If they do that, they should be responsible if the content break laws.
Oh, yes I agree they should be responsible for anything they generate themselves, but if it’s just a regurgitation of content that their web crawler pulled from a website which then appeared in search results then it’s the original website that should be responsible.
It seems like a heavy-handed enforcement of this policy could just break web search functionality entirely.
Downvoters have no idea how web indexes work.
So if Google pulls out the wrong part of your website and gives dangerous information, you’d be responsible?
Well, why is that ‘dangerous information’ available to be pulled out of my website in the first place?
My guy, leaving out context can change whether information is dangerous or not.

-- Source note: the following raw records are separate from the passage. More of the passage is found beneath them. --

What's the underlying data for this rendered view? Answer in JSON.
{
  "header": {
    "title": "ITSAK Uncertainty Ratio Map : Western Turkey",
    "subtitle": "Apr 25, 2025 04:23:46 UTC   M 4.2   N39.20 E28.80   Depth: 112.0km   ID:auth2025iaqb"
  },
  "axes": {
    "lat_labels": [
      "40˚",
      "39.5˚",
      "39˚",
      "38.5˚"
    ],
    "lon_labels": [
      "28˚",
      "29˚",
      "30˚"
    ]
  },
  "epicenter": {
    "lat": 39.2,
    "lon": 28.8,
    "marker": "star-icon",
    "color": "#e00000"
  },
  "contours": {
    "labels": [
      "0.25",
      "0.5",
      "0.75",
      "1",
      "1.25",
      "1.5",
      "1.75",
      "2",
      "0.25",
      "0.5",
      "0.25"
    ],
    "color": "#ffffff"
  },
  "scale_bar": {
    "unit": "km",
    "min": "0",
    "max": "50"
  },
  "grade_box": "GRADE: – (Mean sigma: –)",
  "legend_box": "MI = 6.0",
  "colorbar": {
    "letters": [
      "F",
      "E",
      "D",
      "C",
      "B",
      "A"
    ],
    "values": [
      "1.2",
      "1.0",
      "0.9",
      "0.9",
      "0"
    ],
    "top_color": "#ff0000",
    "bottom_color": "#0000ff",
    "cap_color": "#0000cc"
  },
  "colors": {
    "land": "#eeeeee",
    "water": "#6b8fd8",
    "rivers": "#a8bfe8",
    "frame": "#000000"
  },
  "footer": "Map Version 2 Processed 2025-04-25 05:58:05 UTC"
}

Say I have a website that explains how to get clothes clean, and I recommend bleach. I also have a subsection “Danger: things you should never do with bleach!” listing dangerous things, e.g. “drinking bleach”. Now Google pulls out only that list without the heading.
In your world, I’m responsible for Google showing information in the wrong context, which is nuts. I can’t be expected to write everything so it’s unambiguous, no matter how small a snippet you extract.
“You don’t want to drink bleach on a sunny day” could be understood as “It’s okay to drink bleach on a cloudy day”
Um… “could be”…? Literally anything anybody writes could be misinterpreted, so I don’t really see the point of this line of argument, nor any value in legislating around it.